Portanto - isto sou eu agora a dizer -, é mais importante a vida ou a
poesia? A realidade ou a imaginação? Os acontecimentos ou a memória que
formamos a partir deles? Apetece colocar aspas em todas estas palavras
como se fossem asas para levantarem voo. Porque não há apenas “vida” ou
apenas “poesia”, as duas coisas são a mesma. A mesma coisa
contraditória, inexplicável, bela e monstruosa. Não é possível escolher
entre a vida e a poesia, nenhuma das duas é mais ou menos importante.
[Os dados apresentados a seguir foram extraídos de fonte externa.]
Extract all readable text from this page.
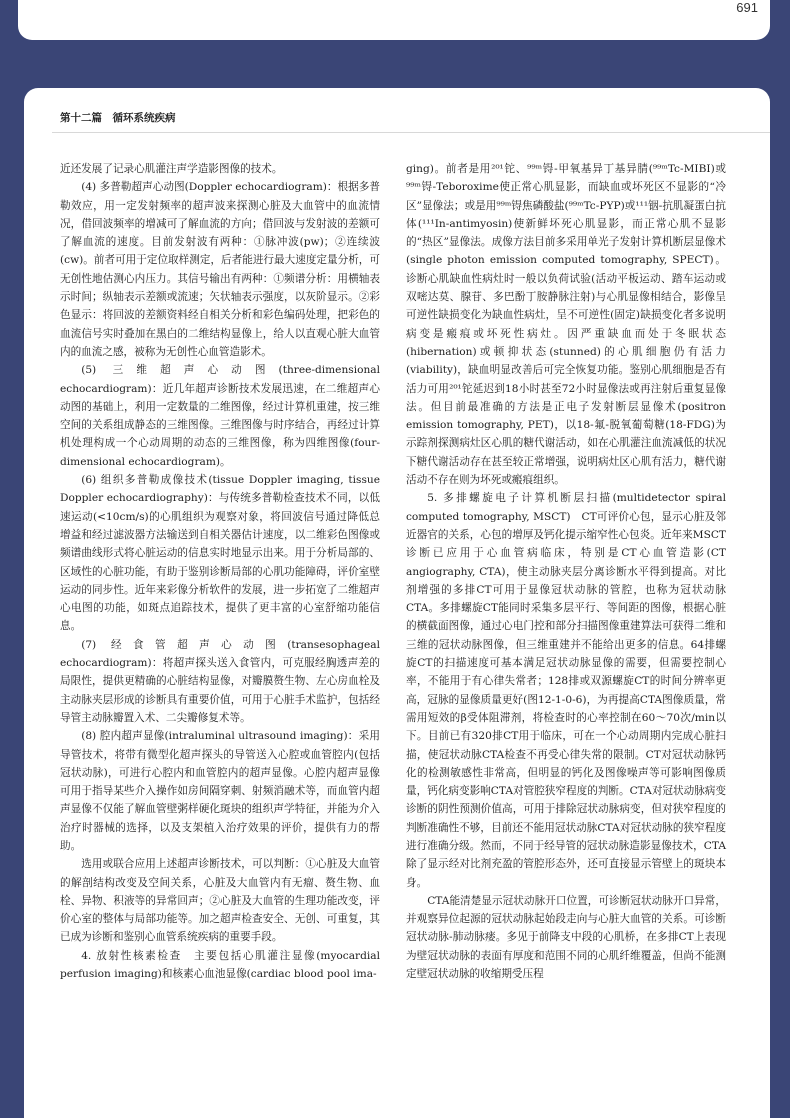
691
第十二篇　循环系统疾病

近还发展了记录心肌灌注声学造影图像的技术。

(4) 多普勒超声心动图(Doppler echocardiogram)：根据多普勒效应，用一定发射频率的超声波来探测心脏及大血管中的血流情况，借回波频率的增减可了解血流的方向；借回波与发射波的差额可了解血流的速度。目前发射波有两种：①脉冲波(pw)；②连续波(cw)。前者可用于定位取样测定，后者能进行最大速度定量分析，可无创性地估测心内压力。其信号输出有两种：①频谱分析：用横轴表示时间；纵轴表示差额或流速；矢状轴表示强度，以灰阶显示。②彩色显示：将回波的差额资料经自相关分析和彩色编码处理，把彩色的血流信号实时叠加在黑白的二维结构显像上，给人以直观心脏大血管内的血流之感，被称为无创性心血管造影术。

(5) 三维超声心动图(three-dimensional echocardiogram)：近几年超声诊断技术发展迅速，在二维超声心动图的基础上，利用一定数量的二维图像，经过计算机重建，按三维空间的关系组成静态的三维图像。三维图像与时序结合，再经过计算机处理构成一个心动周期的动态的三维图像，称为四维图像(four-dimensional echocardiogram)。

(6) 组织多普勒成像技术(tissue Doppler imaging, tissue Doppler echocardiography)：与传统多普勒检查技术不同，以低速运动(<10cm/s)的心肌组织为观察对象，将回波信号通过降低总增益和经过滤波器方法输送到自相关器估计速度，以二维彩色图像或频谱曲线形式将心脏运动的信息实时地显示出来。用于分析局部的、区域性的心脏功能，有助于鉴别诊断局部的心肌功能障碍，评价室壁运动的同步性。近年来彩像分析软件的发展，进一步拓宽了二维超声心电图的功能，如斑点追踪技术，提供了更丰富的心室舒缩功能信息。

(7) 经食管超声心动图(transesophageal echocardiogram)：将超声探头送入食管内，可克服经胸透声差的局限性，提供更精确的心脏结构显像，对瓣膜赘生物、左心房血栓及主动脉夹层形成的诊断具有重要价值，可用于心脏手术监护，包括经导管主动脉瓣置入术、二尖瓣修复术等。

(8) 腔内超声显像(intraluminal ultrasound imaging)：采用导管技术，将带有微型化超声探头的导管送入心腔或血管腔内(包括冠状动脉)，可进行心腔内和血管腔内的超声显像。心腔内超声显像可用于指导某些介入操作如房间隔穿刺、射频消融术等，而血管内超声显像不仅能了解血管壁粥样硬化斑块的组织声学特征，并能为介入治疗时器械的选择，以及支架植入治疗效果的评价，提供有力的帮助。

选用或联合应用上述超声诊断技术，可以判断：①心脏及大血管的解剖结构改变及空间关系，心脏及大血管内有无瘤、赘生物、血栓、异物、积液等的异常回声；②心脏及大血管的生理功能改变，评价心室的整体与局部功能等。加之超声检查安全、无创、可重复，其已成为诊断和鉴别心血管系统疾病的重要手段。

4. 放射性核素检查　主要包括心肌灌注显像(myocardial perfusion imaging)和核素心血池显像(cardiac blood pool ima-

ging)。前者是用²⁰¹铊、⁹⁹ᵐ锝-甲氧基异丁基异腈(⁹⁹ᵐTc-MIBI)或⁹⁹ᵐ锝-Teboroxime使正常心肌显影，而缺血或坏死区不显影的“冷区”显像法；或是用⁹⁹ᵐ锝焦磷酸盐(⁹⁹ᵐTc-PYP)或¹¹¹铟-抗肌凝蛋白抗体(¹¹¹In-antimyosin)使新鲜坏死心肌显影，而正常心肌不显影的“热区”显像法。成像方法目前多采用单光子发射计算机断层显像术(single photon emission computed tomography, SPECT)。诊断心肌缺血性病灶时一般以负荷试验(活动平板运动、踏车运动或双嘧达莫、腺苷、多巴酚丁胺静脉注射)与心肌显像相结合，影像呈可逆性缺损变化为缺血性病灶，呈不可逆性(固定)缺损变化者多说明病变是瘢痕或坏死性病灶。因严重缺血而处于冬眠状态(hibernation)或顿抑状态(stunned)的心肌细胞仍有活力(viability)，缺血明显改善后可完全恢复功能。鉴别心肌细胞是否有活力可用²⁰¹铊延迟到18小时甚至72小时显像法或再注射后重复显像法。但目前最准确的方法是正电子发射断层显像术(positron emission tomography, PET)，以18-氟-脱氧葡萄糖(18-FDG)为示踪剂探测病灶区心肌的糖代谢活动，如在心肌灌注血流减低的状况下糖代谢活动存在甚至较正常增强，说明病灶区心肌有活力，糖代谢活动不存在则为坏死或瘢痕组织。

5. 多排螺旋电子计算机断层扫描(multidetector spiral computed tomography, MSCT)　CT可评价心包，显示心脏及邻近器官的关系，心包的增厚及钙化提示缩窄性心包炎。近年来MSCT诊断已应用于心血管病临床，特别是CT心血管造影(CT angiography, CTA)，使主动脉夹层分离诊断水平得到提高。对比剂增强的多排CT可用于显像冠状动脉的管腔，也称为冠状动脉CTA。多排螺旋CT能同时采集多层平行、等间距的图像，根据心脏的横截面图像，通过心电门控和部分扫描图像重建算法可获得二维和三维的冠状动脉图像，但三维重建并不能给出更多的信息。64排螺旋CT的扫描速度可基本满足冠状动脉显像的需要，但需要控制心率，不能用于有心律失常者；128排或双源螺旋CT的时间分辨率更高，冠脉的显像质量更好(图12-1-0-6)，为再提高CTA图像质量，常需用短效的β受体阻滞剂，将检查时的心率控制在60～70次/min以下。目前已有320排CT用于临床，可在一个心动周期内完成心脏扫描，使冠状动脉CTA检查不再受心律失常的限制。CT对冠状动脉钙化的检测敏感性非常高，但明显的钙化及图像噪声等可影响图像质量，钙化病变影响CTA对管腔狭窄程度的判断。CTA对冠状动脉病变诊断的阴性预测价值高，可用于排除冠状动脉病变，但对狭窄程度的判断准确性不够，目前还不能用冠状动脉CTA对冠状动脉的狭窄程度进行准确分级。然而，不同于经导管的冠状动脉造影显像技术，CTA除了显示经对比剂充盈的管腔形态外，还可直接显示管壁上的斑块本身。

CTA能清楚显示冠状动脉开口位置，可诊断冠状动脉开口异常，并观察异位起源的冠状动脉起始段走向与心脏大血管的关系。可诊断冠状动脉-肺动脉瘘。多见于前降支中段的心肌桥，在多排CT上表现为壁冠状动脉的表面有厚度和范围不同的心肌纤维覆盖，但尚不能测定壁冠状动脉的收缩期受压程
Mais à frente ainda: “Portanto sirvo mal, sou outra, fora/ do baralho,
turista aqui em tanto/ do que me dá prazer e algum trabalho.” E a razão
de tudo isto, de toda esta impossibilidade, reside na mais prosaica das
causas: a morte. Diante da morte, nada nos salva, tudo se torna
insignificante. “Se insisto/ à minha pouca escala nisto eu/ é porque não
desligo e toco e falho/ no material à vista, língua/ crua clara em
bruto céu.” A poesia não salva, nada resolve, será sempre um falhanço,
mas é também uma forma poderosa de enganar um pouco a morte.
***
Não se trata de uma qualquer espécie de fé, quer dizer, de acreditar que
a poesia pode ajudar a dar um sentido ao mundo. Estamos condenados a
não ir além do meio do caminho. Mas a imaginação e a poesia são o que
nos resta, com elas somos capazes de dar nomes às coisas. Dar nomes às
coisas é a nossa maneira de olhar no escuro, ver debaixo de água turva. É
a nossa maneira de perceber a morte.